Narmour also contends that NBS Southern, Inc. is inapplicable because the party served, NBS Southern, Inc., was a foreign corporation. Because Infra-Pak is a domestic corporation, Narmour argues, the courts should apply a different test for effective service. We find Narmour’s argument unpersuasive. The court in NBS Southern, Inc. did not distinguish between proof of proper service on a foreign and a domestic corporation. The only distinction made regarding NBS Southern, Inc.’s status as a foreign corporation was a statement of proper representatives for service. Citation may be delivered to a foreign corporation through its president, any vice president, or its registered agent for service of process. Tex.Bus.Corp.Act Ann. art. 8.10(A) (Vernon 1980). This requirement is similar to article 2.11(A), which applies to domestic corporations. Tex.Bus. Corp.Act Ann. art. 2.11(A) (Vernon 1980).
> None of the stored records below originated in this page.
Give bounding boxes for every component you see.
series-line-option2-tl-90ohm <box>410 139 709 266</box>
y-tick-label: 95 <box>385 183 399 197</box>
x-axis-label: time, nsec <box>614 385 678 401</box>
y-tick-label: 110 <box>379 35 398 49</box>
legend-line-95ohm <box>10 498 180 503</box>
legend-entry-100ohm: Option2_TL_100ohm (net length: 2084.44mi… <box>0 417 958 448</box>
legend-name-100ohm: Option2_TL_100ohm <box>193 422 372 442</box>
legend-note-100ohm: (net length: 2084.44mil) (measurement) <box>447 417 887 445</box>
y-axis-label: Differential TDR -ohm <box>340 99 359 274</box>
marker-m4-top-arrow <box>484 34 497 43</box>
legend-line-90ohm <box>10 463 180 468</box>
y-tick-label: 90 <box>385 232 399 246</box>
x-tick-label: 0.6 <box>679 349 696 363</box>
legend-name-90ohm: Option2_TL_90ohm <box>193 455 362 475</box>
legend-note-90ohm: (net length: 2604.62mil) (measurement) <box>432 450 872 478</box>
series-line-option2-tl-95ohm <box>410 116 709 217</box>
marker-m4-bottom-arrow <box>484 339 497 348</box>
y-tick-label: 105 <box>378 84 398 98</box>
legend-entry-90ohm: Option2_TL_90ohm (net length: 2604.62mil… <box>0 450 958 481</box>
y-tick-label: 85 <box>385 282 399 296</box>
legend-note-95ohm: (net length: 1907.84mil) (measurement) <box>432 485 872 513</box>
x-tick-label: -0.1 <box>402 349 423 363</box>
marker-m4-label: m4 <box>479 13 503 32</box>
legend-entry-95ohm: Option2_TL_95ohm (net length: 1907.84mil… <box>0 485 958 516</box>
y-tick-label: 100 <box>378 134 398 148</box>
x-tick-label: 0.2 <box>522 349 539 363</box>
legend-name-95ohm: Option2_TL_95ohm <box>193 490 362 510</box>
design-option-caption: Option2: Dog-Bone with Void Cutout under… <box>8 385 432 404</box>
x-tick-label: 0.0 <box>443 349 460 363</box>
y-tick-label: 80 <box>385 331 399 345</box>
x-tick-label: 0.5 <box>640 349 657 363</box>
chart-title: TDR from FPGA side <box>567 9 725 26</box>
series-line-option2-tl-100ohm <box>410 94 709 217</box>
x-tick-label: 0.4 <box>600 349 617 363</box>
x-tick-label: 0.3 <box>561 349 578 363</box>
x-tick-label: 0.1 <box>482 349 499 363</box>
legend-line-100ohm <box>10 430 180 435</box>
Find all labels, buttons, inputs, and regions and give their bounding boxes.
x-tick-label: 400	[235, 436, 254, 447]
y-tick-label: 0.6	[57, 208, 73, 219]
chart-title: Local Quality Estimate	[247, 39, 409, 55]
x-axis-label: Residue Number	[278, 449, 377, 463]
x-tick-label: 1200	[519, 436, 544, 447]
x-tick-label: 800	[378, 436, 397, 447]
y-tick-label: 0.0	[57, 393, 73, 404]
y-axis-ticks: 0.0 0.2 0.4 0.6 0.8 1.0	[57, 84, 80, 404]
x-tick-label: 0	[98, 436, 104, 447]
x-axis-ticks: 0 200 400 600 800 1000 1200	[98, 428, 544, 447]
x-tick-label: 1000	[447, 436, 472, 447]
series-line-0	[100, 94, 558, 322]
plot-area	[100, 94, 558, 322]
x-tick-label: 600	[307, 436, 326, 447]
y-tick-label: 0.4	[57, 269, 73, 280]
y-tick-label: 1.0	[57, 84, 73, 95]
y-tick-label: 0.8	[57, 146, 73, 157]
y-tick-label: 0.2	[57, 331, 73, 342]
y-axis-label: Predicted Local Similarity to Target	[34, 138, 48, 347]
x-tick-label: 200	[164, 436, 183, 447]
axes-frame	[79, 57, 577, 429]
There is no indication in NBS Southern, Inc., nor has Narmour cited any authority for his proposition, that the proof of service on a domestic corporation differs from the proof required for a foreign corporation.
We conclude that Narmour has failed to present any evidence independent of the petition, citation, and officer’s return that he properly served Infra-Pak. We sustain Infra-Pak’s first point of error. We reverse the trial court’s judgment and remand this cause for trial. Upon remand, Infra-Pak is presumed to have entered its appearance to the term of the court at which the mandate shall be filed. Tex. R.Civ.P. 123.